Asian refugee-crisis plan emerges

Improving living conditions key, global gathering decides

Maung Kyaw Nu of Thailand’s Burmese Rohingya Association speaks with Anne Richard from the U.S. State Department after Friday’s meeting in Bangkok on Asia’s migration crisis.
Maung Kyaw Nu of Thailand’s Burmese Rohingya Association speaks with Anne Richard from the U.S. State Department after Friday’s meeting in Bangkok on Asia’s migration crisis.

BANGKOK -- A international meeting Friday to address the continuing exodus of refugees from Burma and Bangladesh ended with a commitment by the participants to target the root causes of the crisis and an ambitious plan of assistance for the impoverished and strife-torn native areas of would-be emigrants.

Without mentioning the specific areas or the people who would be helped, delegates from more than 17 governments agreed to create job incentives, provide skills training and enhance "a sense of security and belonging."

So far this year, an estimated 25,000 people have left Bangladesh and Burma on boats -- double the number last year -- and several hundred are believed to have died at sea. The largest number fleeing are Rohingya, members of a stateless and persecuted Muslim group living both in Burma and Bangladesh.

A statement issued after the one-day meeting by its host, Thailand, called for "full respect for human rights and adequate access of people to basic rights and services such as housing, education and health care."

The deputy U.S. secretary of state, Antony Blinken, who visited Burma this month and discussed the refugee crisis with officials there, said later Friday that the very fact that the meeting had occurred was an "important step forward."

"There is something to be hopeful for in the meeting today and in the commitment to greater cooperation," he said in a Skype interview from Washington. But he also warned that a deeply entrenched resentment of the Rohingya within Burma would need to be overcome. "Overall, there is a reluctance to accept the legitimacy of their presence," he said.

There appeared to be other reasons to be skeptical of the meeting's list of recommendations. U Zaw Htay, a deputy director general of the office of the president of Burma, said his country could "accept the statement in a general sense," but he called it a proposal.

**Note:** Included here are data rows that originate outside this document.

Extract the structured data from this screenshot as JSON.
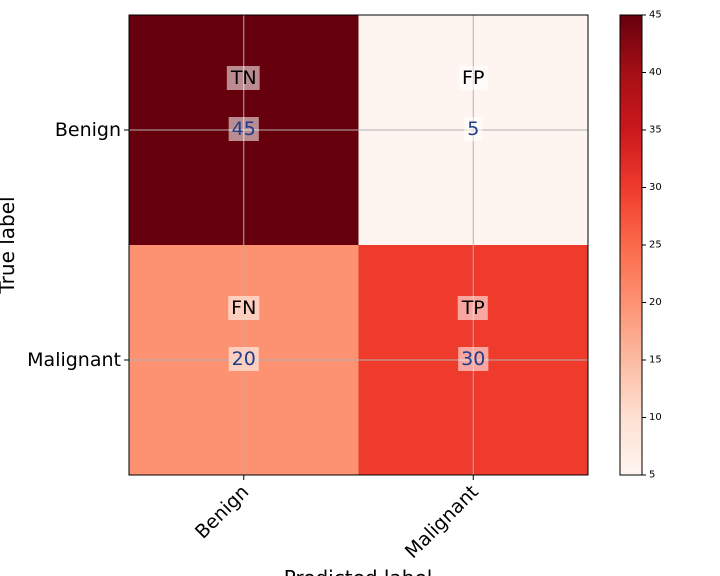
{
  "chart_data": {
    "type": "heatmap",
    "xlabel": "Predicted label",
    "ylabel": "True label",
    "x_categories": [
      "Benign",
      "Malignant"
    ],
    "y_categories": [
      "Benign",
      "Malignant"
    ],
    "matrix": [
      [
        45,
        5
      ],
      [
        20,
        30
      ]
    ],
    "cell_labels": [
      [
        "TN",
        "FP"
      ],
      [
        "FN",
        "TP"
      ]
    ],
    "colormap": "Reds",
    "colorbar": {
      "min": 5,
      "max": 45,
      "ticks": [
        5,
        10,
        15,
        20,
        25,
        30,
        35,
        40,
        45
      ]
    },
    "grid": true,
    "value_color": "#1f3d8a"
  }
}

"Our delegation will report back to us, and then we will decide on the implementation of the proposal," he said by telephone from Naypyidaw, the capital of Burma.

Underlining the difficulties of dealing with the crisis, Burma reported Friday that a boat carrying 727 people, including 45 children, had been stopped by the country's naval forces that morning in waters off Burma and taken to a naval base. The passengers were described by the authorities in Burma as Bengali, a term that made it impossible to know whether they were from Burma or Bangladesh.

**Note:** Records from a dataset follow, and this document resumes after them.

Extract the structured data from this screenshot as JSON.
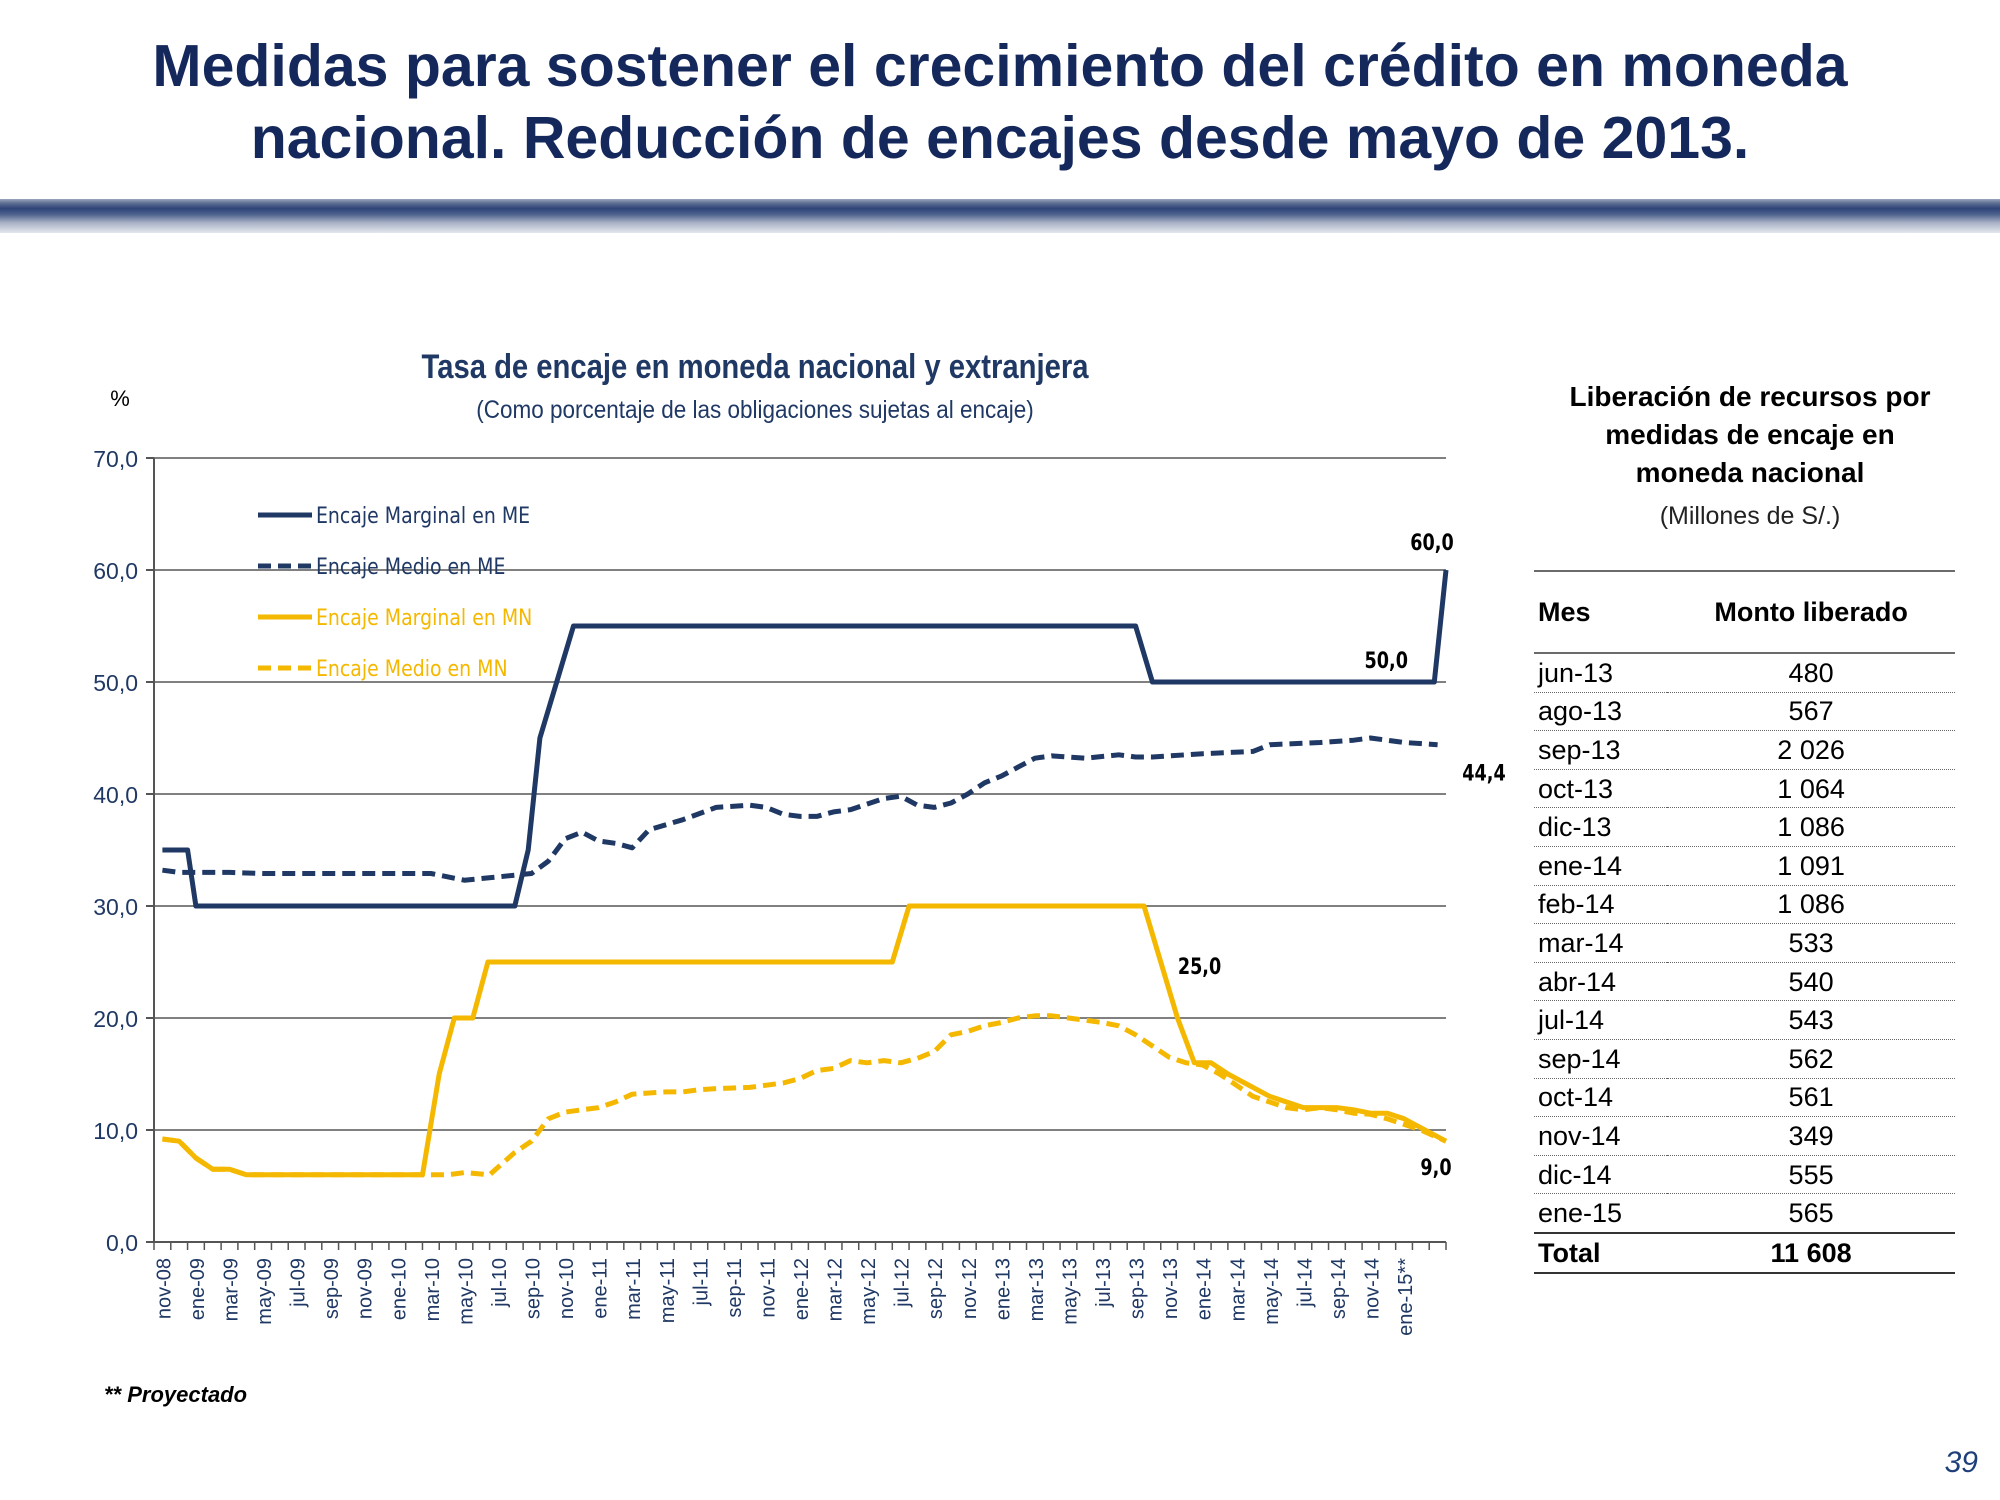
{
  "slide": {
    "title": "Medidas para sostener el crecimiento del crédito en moneda nacional. Reducción de encajes desde mayo de 2013.",
    "footnote": "** Proyectado",
    "page_number": "39"
  },
  "colors": {
    "title": "#14285c",
    "me": "#1f3864",
    "mn": "#f5b800",
    "grid": "#808080"
  },
  "chart_data": {
    "type": "line",
    "title": "Tasa de encaje en moneda nacional y extranjera",
    "subtitle": "(Como  porcentaje de las obligaciones sujetas al encaje)",
    "ylabel": "%",
    "ylim": [
      0,
      70
    ],
    "yticks": [
      "0,0",
      "10,0",
      "20,0",
      "30,0",
      "40,0",
      "50,0",
      "60,0",
      "70,0"
    ],
    "xticks": [
      "nov-08",
      "ene-09",
      "mar-09",
      "may-09",
      "jul-09",
      "sep-09",
      "nov-09",
      "ene-10",
      "mar-10",
      "may-10",
      "jul-10",
      "sep-10",
      "nov-10",
      "ene-11",
      "mar-11",
      "may-11",
      "jul-11",
      "sep-11",
      "nov-11",
      "ene-12",
      "mar-12",
      "may-12",
      "jul-12",
      "sep-12",
      "nov-12",
      "ene-13",
      "mar-13",
      "may-13",
      "jul-13",
      "sep-13",
      "nov-13",
      "ene-14",
      "mar-14",
      "may-14",
      "jul-14",
      "sep-14",
      "nov-14",
      "ene-15**"
    ],
    "grid": true,
    "legend_position": "top-left",
    "series": [
      {
        "name": "Encaje Marginal en ME",
        "style": "solid",
        "color": "#1f3864",
        "points": [
          [
            0,
            35
          ],
          [
            1.5,
            35
          ],
          [
            2,
            30
          ],
          [
            21,
            30
          ],
          [
            21.8,
            35
          ],
          [
            22.5,
            45
          ],
          [
            24.5,
            55
          ],
          [
            58,
            55
          ],
          [
            59,
            50
          ],
          [
            75.8,
            50
          ],
          [
            76.5,
            60
          ]
        ]
      },
      {
        "name": "Encaje Medio en ME",
        "style": "dashed",
        "color": "#1f3864",
        "points": [
          [
            0,
            33.2
          ],
          [
            1,
            33
          ],
          [
            4,
            33
          ],
          [
            6,
            32.9
          ],
          [
            16,
            32.9
          ],
          [
            18,
            32.3
          ],
          [
            20,
            32.6
          ],
          [
            22,
            32.9
          ],
          [
            23,
            34
          ],
          [
            24,
            36
          ],
          [
            25,
            36.6
          ],
          [
            26,
            35.8
          ],
          [
            27,
            35.6
          ],
          [
            28,
            35.2
          ],
          [
            29,
            36.8
          ],
          [
            31,
            37.7
          ],
          [
            33,
            38.8
          ],
          [
            35,
            39
          ],
          [
            36,
            38.8
          ],
          [
            37,
            38.2
          ],
          [
            38,
            38
          ],
          [
            39,
            38
          ],
          [
            40,
            38.4
          ],
          [
            41,
            38.6
          ],
          [
            43,
            39.6
          ],
          [
            44,
            39.8
          ],
          [
            45,
            39
          ],
          [
            46,
            38.8
          ],
          [
            47,
            39.2
          ],
          [
            48,
            40
          ],
          [
            49,
            41
          ],
          [
            50,
            41.6
          ],
          [
            51,
            42.4
          ],
          [
            52,
            43.2
          ],
          [
            53,
            43.4
          ],
          [
            55,
            43.2
          ],
          [
            57,
            43.5
          ],
          [
            58,
            43.3
          ],
          [
            59,
            43.3
          ],
          [
            62,
            43.6
          ],
          [
            65,
            43.8
          ],
          [
            66,
            44.4
          ],
          [
            69,
            44.6
          ],
          [
            71,
            44.8
          ],
          [
            72,
            45
          ],
          [
            74,
            44.6
          ],
          [
            76,
            44.4
          ]
        ]
      },
      {
        "name": "Encaje Marginal en MN",
        "style": "solid",
        "color": "#f5b800",
        "points": [
          [
            0,
            9.2
          ],
          [
            1,
            9
          ],
          [
            2,
            7.5
          ],
          [
            3,
            6.5
          ],
          [
            4,
            6.5
          ],
          [
            5,
            6
          ],
          [
            15.5,
            6
          ],
          [
            16.5,
            15
          ],
          [
            17.4,
            20
          ],
          [
            18.5,
            20
          ],
          [
            19.4,
            25
          ],
          [
            43.5,
            25
          ],
          [
            44.5,
            30
          ],
          [
            58.5,
            30
          ],
          [
            60.5,
            20
          ],
          [
            61.5,
            16
          ],
          [
            62.5,
            16
          ],
          [
            63.5,
            15
          ],
          [
            66,
            13
          ],
          [
            68,
            12
          ],
          [
            70,
            12
          ],
          [
            71,
            11.8
          ],
          [
            72,
            11.5
          ],
          [
            73,
            11.5
          ],
          [
            74,
            11
          ],
          [
            76.5,
            9
          ]
        ]
      },
      {
        "name": "Encaje Medio en MN",
        "style": "dashed",
        "color": "#f5b800",
        "points": [
          [
            0,
            9.2
          ],
          [
            1,
            9
          ],
          [
            2,
            7.5
          ],
          [
            3,
            6.5
          ],
          [
            4,
            6.5
          ],
          [
            5,
            6
          ],
          [
            15.5,
            6
          ],
          [
            17,
            6
          ],
          [
            18,
            6.2
          ],
          [
            19.5,
            6
          ],
          [
            21,
            8
          ],
          [
            22,
            9
          ],
          [
            23,
            11
          ],
          [
            24,
            11.6
          ],
          [
            25,
            11.8
          ],
          [
            26,
            12
          ],
          [
            27,
            12.5
          ],
          [
            28,
            13.2
          ],
          [
            29,
            13.3
          ],
          [
            30,
            13.4
          ],
          [
            31,
            13.4
          ],
          [
            32,
            13.6
          ],
          [
            33,
            13.7
          ],
          [
            35,
            13.8
          ],
          [
            36,
            14
          ],
          [
            37,
            14.2
          ],
          [
            38,
            14.6
          ],
          [
            39,
            15.3
          ],
          [
            40,
            15.5
          ],
          [
            41,
            16.2
          ],
          [
            42,
            16
          ],
          [
            43,
            16.2
          ],
          [
            44,
            16
          ],
          [
            45,
            16.4
          ],
          [
            46,
            17
          ],
          [
            47,
            18.5
          ],
          [
            48,
            18.8
          ],
          [
            49,
            19.3
          ],
          [
            50,
            19.6
          ],
          [
            51,
            20
          ],
          [
            52,
            20.2
          ],
          [
            53,
            20.2
          ],
          [
            54,
            20
          ],
          [
            55,
            19.8
          ],
          [
            56,
            19.6
          ],
          [
            57,
            19.3
          ],
          [
            58,
            18.5
          ],
          [
            59,
            17.5
          ],
          [
            60,
            16.5
          ],
          [
            61,
            16
          ],
          [
            62,
            15.8
          ],
          [
            63,
            15
          ],
          [
            64,
            14
          ],
          [
            65,
            13
          ],
          [
            66,
            12.5
          ],
          [
            67,
            12
          ],
          [
            68,
            11.8
          ],
          [
            69,
            12
          ],
          [
            70,
            11.8
          ],
          [
            71,
            11.5
          ],
          [
            72,
            11.4
          ],
          [
            73,
            11
          ],
          [
            74,
            10.5
          ],
          [
            75,
            10
          ],
          [
            76.5,
            9
          ]
        ]
      }
    ],
    "annotations": [
      {
        "text": "60,0",
        "x": 76.5,
        "y": 60
      },
      {
        "text": "50,0",
        "x": 75.8,
        "y": 50
      },
      {
        "text": "44,4",
        "x": 76.5,
        "y": 44.4
      },
      {
        "text": "25,0",
        "x": 60.5,
        "y": 25
      },
      {
        "text": "9,0",
        "x": 76.5,
        "y": 9
      }
    ]
  },
  "table": {
    "title_lines": [
      "Liberación de recursos por",
      "medidas de encaje en",
      "moneda nacional"
    ],
    "subtitle": "(Millones de S/.)",
    "headers": [
      "Mes",
      "Monto liberado"
    ],
    "rows": [
      {
        "mes": "jun-13",
        "monto": "480"
      },
      {
        "mes": "ago-13",
        "monto": "567"
      },
      {
        "mes": "sep-13",
        "monto": "2 026"
      },
      {
        "mes": "oct-13",
        "monto": "1 064"
      },
      {
        "mes": "dic-13",
        "monto": "1 086"
      },
      {
        "mes": "ene-14",
        "monto": "1 091"
      },
      {
        "mes": "feb-14",
        "monto": "1 086"
      },
      {
        "mes": "mar-14",
        "monto": "533"
      },
      {
        "mes": "abr-14",
        "monto": "540"
      },
      {
        "mes": "jul-14",
        "monto": "543"
      },
      {
        "mes": "sep-14",
        "monto": "562"
      },
      {
        "mes": "oct-14",
        "monto": "561"
      },
      {
        "mes": "nov-14",
        "monto": "349"
      },
      {
        "mes": "dic-14",
        "monto": "555"
      },
      {
        "mes": "ene-15",
        "monto": "565"
      }
    ],
    "total": {
      "label": "Total",
      "monto": "11 608"
    }
  }
}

Norachit Sinhaseni, the permanent secretary of Thailand's Ministry of Foreign Affairs, described efforts to develop areas the Rohingya are fleeing as long-term goals.

"If you expect one meeting to resolve it, I think you are expecting a miracle," he said. "And I am not one who believes in miracles."

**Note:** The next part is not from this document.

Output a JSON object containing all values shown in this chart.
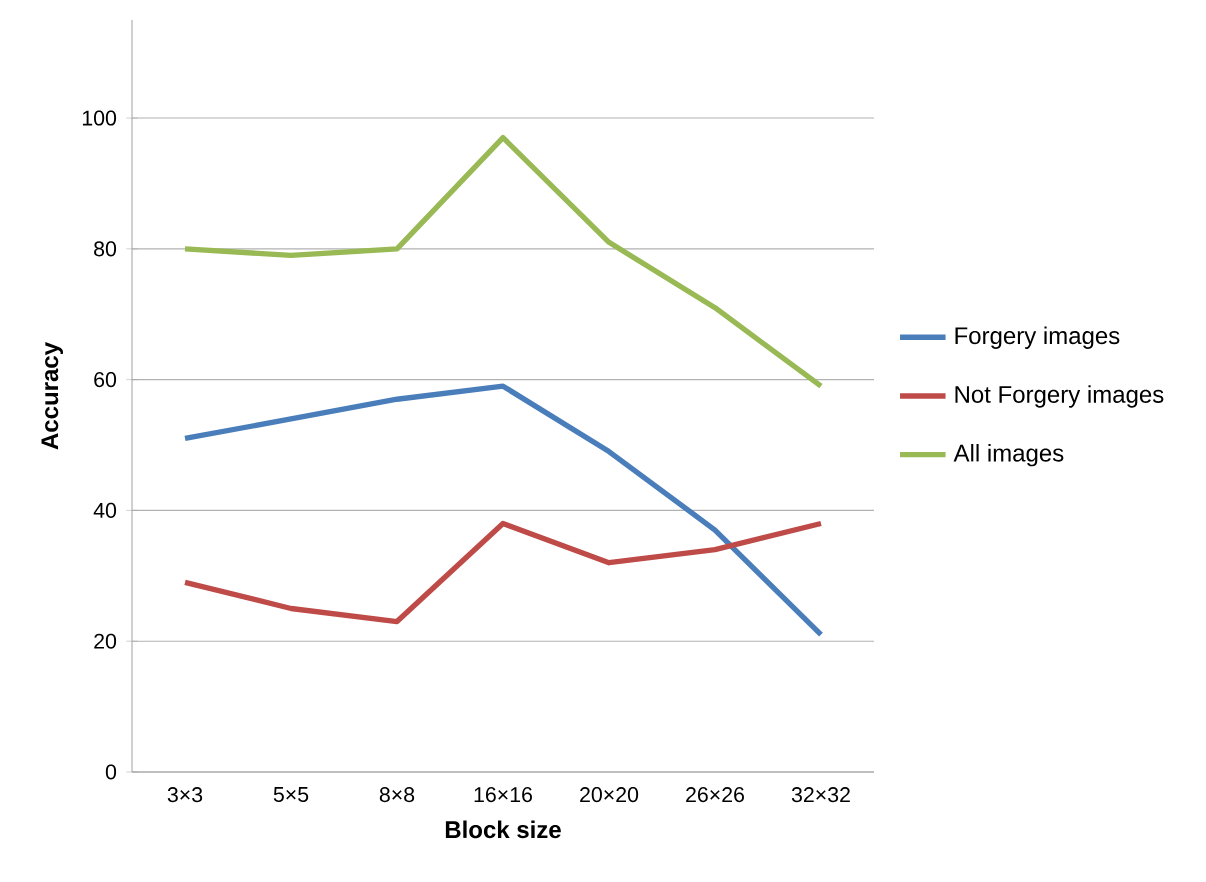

The meeting's recommendations also seemed at odds with some of the day's proceedings, including Burma's forceful rejection of assertions by the United Nations that the root cause of the crisis was the country's treatment of the Rohingya.

The head of Burma's delegation said his government should not be singled out for the refugee crisis, that its policies toward the Rohingya were "domestic jurisdiction" and that outsiders were misinformed about what was motivating the Rohingya to leave.

U Htin Lynn, Burma's representative at the meeting, said the United Nations was wrong in its assessment of the problem.

"They need to be more informed," he said. "This issue of illegal immigration of boat people, you cannot single out my country."

Htin Lynn was responding to opening comments to the delegates by Volker Tuerk, a representative from the Office of the U.N. High Commissioner for Refugees. Tuerk said Burma should remove restrictions on the movement of the Rohingya within Burma and offer "basic freedoms" to stabilize their lives.

More than 100,000 Rohingya in Burma live in camps, having been chased from their homes by mobs of radical Buddhists over the past three years. Tuerk said the government should facilitate the return of the Rohingya to their homes.

"Granting of citizenship is the ultimate goal," he said. "Recognizing that Myanmar is their own country is urgently required."

Burma is often called Myanmar, a name that ruling military authorities adopted in 1989.

The Rohingya in Burma number more than 1 million and are widely reviled in the country, where anti-Muslim feelings run strong among the majority Buddhist population.

The government rejects the term "Rohingya"; Burmese officials had threatened to boycott the meeting Friday if the term was used.

The Rohingya are denied citizenship by Burma and are described by the government as interlopers from Bangladesh despite the fact that they were allowed to vote in Burma in 2008 and 2010 and that many if not most were born there.

The resentment toward the Rohingya, who speak a language related to those spoken in Bangladesh and are darker-skinned than most Burmese, appears to be grounded in the notion that they came during British colonial times or more recently and that they do not belong.

Information for this article was contributed by Wai Moe of The New York Times.